The mayor said the MQM had asked the prime minister to constitute a committee under the chairmanship of the Sindh governor with non-elected permanent residents of the city belonging to all political parties.

‘Occupants themselves maintained these crumbling structures after spending huge amounts annually’

“The committee may be assigned to hear the association of the retired government servants and other affected residents and decide the case once [and] for all to the satisfaction of the agonised retired government servants, their widows and children”, he said.

Mr Akhtar said the MQM-P was also reviewing the legalities in this matter to pursue this in the Supreme Court. “The MQM Coordination Committee also stands with us on this issue in the larger interest of the people and we have pledged to raise our voice on this issue at all levels,” he added.

Annual maintenance costs

The mayor said that nearly 7,000 government employees were allotted hurriedly-constructed tin-roofed residential quarters by the federal government upon their migration to Pakistan and they continued to live there even after retirement. “Since these quarters were never maintained by any government agency, the occupants themselves maintained these crumbling structures after spending huge amounts annually in the hope that the government would finally transfer these quarters to them or to their widows and children,” he said.

He recalled that former prime minister Zulfikar Ali Bhutto had ordered construction of decent multistorey buildings for the residents of Martin and Pakistan Quarters in the city and elsewhere after the estate department had served them with notices to vacate their residences. “The federal cabinet in its meeting in 1989 resolved that the inhabitants of the government quarters should not be disturbed from their present dwellings.”

He said that it was further resolved that the housing ministry would visit the site to examine the possibility of construction of new quarters on 11 acres, while the present inhabitants could be given ownership rights of the dwellings under their use.

The mayor said that again in a meeting held on Sept 28, 2004, under the chairmanship of the then prime minister, it was resolved that four-storey apartments would be built for the residents/occupants of the government quarters.

He said that while the KMC’s anti-encroachment drive was in full swing, federal government officials with force came to Pakistan Quarters and threatened to demolish the quarters.

Katchi abadis regularised in the past

The mayor said that 1,400 katchi abadis in the province, including 575 in Karachi, were established by encroachers on government and municipal land and all of them were regularised with encroachers getting permanent ownership rights. “Such orders of regularisation were issued on the orders of the then prime minister in 1985 and also by the Pakistan Peoples Party’s government in 2016,” he added.

Answering a question, he said the katchi abadis regularised in Karachi were spread over 15,000 acres of government and municipal land. “Similarly, under the Goth Abad Scheme, the provincial government conferred proprietary rights upon those occupants who had established goths on government land without any authorisation,” he said.

The mayor said that 26,632 unauthorised goths/villages established on government land had been regularised by 1999.
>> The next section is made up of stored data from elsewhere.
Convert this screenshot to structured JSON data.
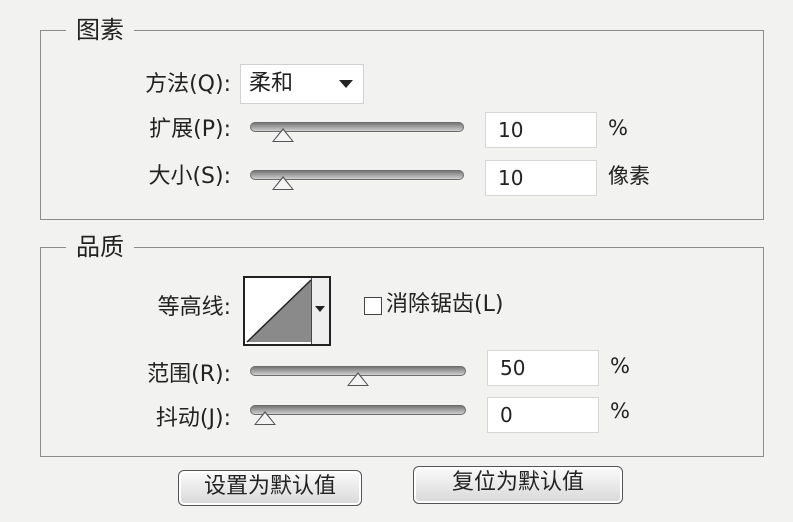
{
  "elements": {
    "title": "图素",
    "method_label": "方法(Q):",
    "method_value": "柔和",
    "spread_label": "扩展(P):",
    "spread_value": "10",
    "spread_unit": "%",
    "spread_fraction": 0.1,
    "size_label": "大小(S):",
    "size_value": "10",
    "size_unit": "像素",
    "size_fraction": 0.1
  },
  "quality": {
    "title": "品质",
    "contour_label": "等高线:",
    "antialias_label": "消除锯齿(L)",
    "antialias_checked": false,
    "range_label": "范围(R):",
    "range_value": "50",
    "range_unit": "%",
    "range_fraction": 0.5,
    "jitter_label": "抖动(J):",
    "jitter_value": "0",
    "jitter_unit": "%",
    "jitter_fraction": 0.0
  },
  "buttons": {
    "set_default": "设置为默认值",
    "reset_default": "复位为默认值"
  },
  "colors": {
    "background": "#f2f2f0",
    "contour_fill": "#8a8a8a"
  }
}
He said the central government acquired land from time to time in the past from the KMC for specific purposes as well as the construction/establishment of its employees’ quarters. “Nearly 40 acres, situated on either side of Jahangir Road up to Golimar, were acquired by the central government from the KMC for the establishment of Martin and Clayton Quarters and Jahangir Quarters,” he added.

The mayor said that seven katchi abadis, established between Martin Quarters and Jahangir Quarters, were also given a 99-year lease.